Возвращается Пьер. Три комнаты заказаны на сегодняшнюю ночь в отеле «Националь» в Мадриде, говорит он. Некоторое время они молчат. Комнаты на сегодняшнюю ночь в Мадриде. Оба знают: едва они приедут в Мадрид, Марии опять придет охота шататься по барам и пить. Им понадобится терпение, много терпения. Они одновременно закрывают глаза — поразительно, до чего согласны все их движения. Стыд не позволяет им смотреть друг на друга в ее присутствии, даже когда она спит. И все же они друг на друга смотрят, сознавая всю невозможность этого. И снова закрывают глаза под нестерпимым гнетом не терпящего проволочек желания. Первой говорит Клер:
— Она спит.
Какой покой. Клер тихонько гладит шершавую обивку дивана. Гладит, гладит, пока ногти не начинают царапать ее. Пьер замечает это, следит за движениями руки Клер, видит, как она вдруг останавливается, отрывается, словно превозмогая боль, от дивана и бессильно падает на голубое платье.

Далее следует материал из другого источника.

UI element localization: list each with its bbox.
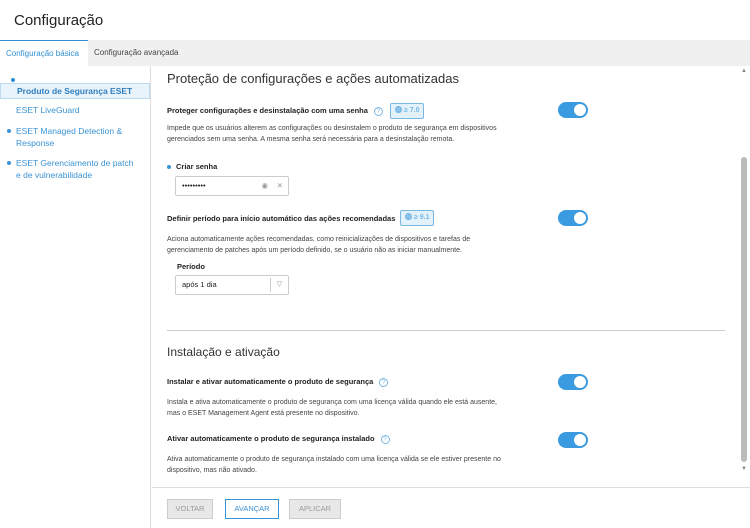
sidebar-item-label: ESET Gerenciamento de patch e de vulnera… [16,158,134,180]
auto-actions-toggle[interactable] [558,210,588,226]
version-badge: ⓮ ≥ 9.1 [400,210,435,226]
required-dot-icon [167,165,171,170]
item-description: Impede que os usuários alterem as config… [167,125,497,143]
eye-icon[interactable]: ◉ [261,177,268,195]
sidebar: Produto de Segurança ESET ESET LiveGuard… [0,66,151,528]
clear-icon[interactable]: ✕ [277,177,283,195]
password-protection-toggle[interactable] [558,102,588,118]
scroll-up-icon[interactable]: ▲ [741,68,747,74]
help-icon[interactable]: ? [373,106,383,116]
apply-button[interactable]: APLICAR [289,499,341,519]
dot-icon [7,161,11,165]
password-input[interactable]: ••••••••• ◉ ✕ [175,176,289,196]
tab-label: Configuração básica [6,49,79,58]
section-heading: Proteção de configurações e ações automa… [167,71,459,86]
item-label: Ativar automaticamente o produto de segu… [167,434,390,444]
help-icon[interactable]: ? [379,377,389,387]
sidebar-item-patch[interactable]: ESET Gerenciamento de patch e de vulnera… [0,157,140,181]
tab-advanced-config[interactable]: Configuração avançada [88,40,185,66]
help-icon[interactable]: ? [380,434,390,444]
item-label: Definir período para início automático d… [167,214,396,223]
auto-activate-toggle[interactable] [558,432,588,448]
field-label: Criar senha [167,162,217,171]
auto-install-toggle[interactable] [558,374,588,390]
item-label: Instalar e ativar automaticamente o prod… [167,377,389,387]
version-badge: ⓮ ≥ 7.0 [390,103,425,119]
item-description: Aciona automaticamente ações recomendada… [167,236,471,254]
dot-icon [7,129,11,133]
section-heading: Instalação e ativação [167,345,280,359]
tab-basic-config[interactable]: Configuração básica [0,40,88,82]
scrollbar-thumb[interactable] [741,157,747,462]
tab-bar: Configuração básica Configuração avançad… [0,40,750,82]
sidebar-item-liveguard[interactable]: ESET LiveGuard [0,104,150,116]
scroll-down-icon[interactable]: ▼ [741,466,747,472]
item-description: Instala e ativa automaticamente o produt… [167,399,497,417]
sidebar-item-mdr[interactable]: ESET Managed Detection & Response [0,125,140,149]
settings-content: Proteção de configurações e ações automa… [152,66,738,476]
item-description: Ativa automaticamente o produto de segur… [167,456,501,474]
next-button[interactable]: AVANÇAR [225,499,279,519]
page-title: Configuração [14,12,104,29]
field-label: Período [177,262,205,271]
sidebar-item-label: ESET Managed Detection & Response [16,126,123,148]
back-button[interactable]: VOLTAR [167,499,213,519]
sidebar-item-security-product[interactable]: Produto de Segurança ESET [0,83,150,99]
divider [167,330,725,331]
chevron-down-icon[interactable]: ▽ [270,278,288,292]
period-select[interactable]: após 1 dia ▽ [175,275,289,295]
item-label: Proteger configurações e desinstalação c… [167,106,383,116]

Конечно, это она первой поднимается и выходит из их закутка. Едва уловимое движение воздуха, шуршание расправляемых юбок, эта неспешность, томность, с которой выпрямляется тело, — это может быть только женщина. Этот запах сладковатой хвои, запах духов, обретший себя на коже, только ее запах, смешавшийся с ее дыханием, ее потом, нагревшийся в складочках голубого платья, — Мария узнала бы его из тысячи.
Окутывавший Марию запах исчезает, и спадает прошелестевший над ней ветерок. Он пошел за ней. Мария открывает глаза, точно зная, что увидит. Их нет. Наконец-то.
Глаза Марии снова закрываются. Это свершится наконец. Через полчаса. Через час. И тогда поменяются роли в этой любви.
Ей хотелось бы увидеть, как это у них произойдет, чтобы ее залил тот же свет, что озарил их двоих, хотелось бы войти в это единение, которое, в сущности, завещала им она — ведь ей оно принадлежало с той поры, когда она, она, Мария открыла его в одну памятную ночь в Вероне.
Спит Мария?
В этом «парадоре», в этой обители, защищенной со всех сторон от знойного лета, есть все же лазейки, в которые лето может пробраться. Наверняка здесь есть внутренний дворик. Коридоры с бесконечными поворотами обрываются, словно замирая перед опустевшими террасами, где цветы, как и каждый день в это знойное время года, тоже замерли, поникли в ожидании вечера. Ни в коридорах, ни на террасах днем нет ни души.
Клер знает, что он идет за ней. Знает. Он уже решился. И он знает, что идет за женщиной, которую хочет, идет за ней на достаточном расстоянии, чтобы распалить ее чуть сильнее, чем следовало бы. Он — он предпочитает их такими.
Там — никого, ни души из-за убийственного зноя, навалившегося на лес и горы. Где же это произойдет — там? Клер остановилась, распаленная, как он и хотел, до предела тем, что он так и не нагнал ее, что его шаги слышны за ее спиной ровные, неспешные.
Он подошел к Клер. Его губы у самых губ Клер. Но она не хочет дать ему поцелуя.
— У нас есть час, — говорит она, — час, пока она не проснется. Мы можем снять номер. Я все сделаю сама, сама все оформлю и расплачусь, если тебе неловко. Я так больше не могу.
Он не отвечает.
— Я ее знаю, — продолжает Клер, — я знала, что она уснет. Ты заметил? После четвертого стаканчика мансанильи — готово, она засыпает.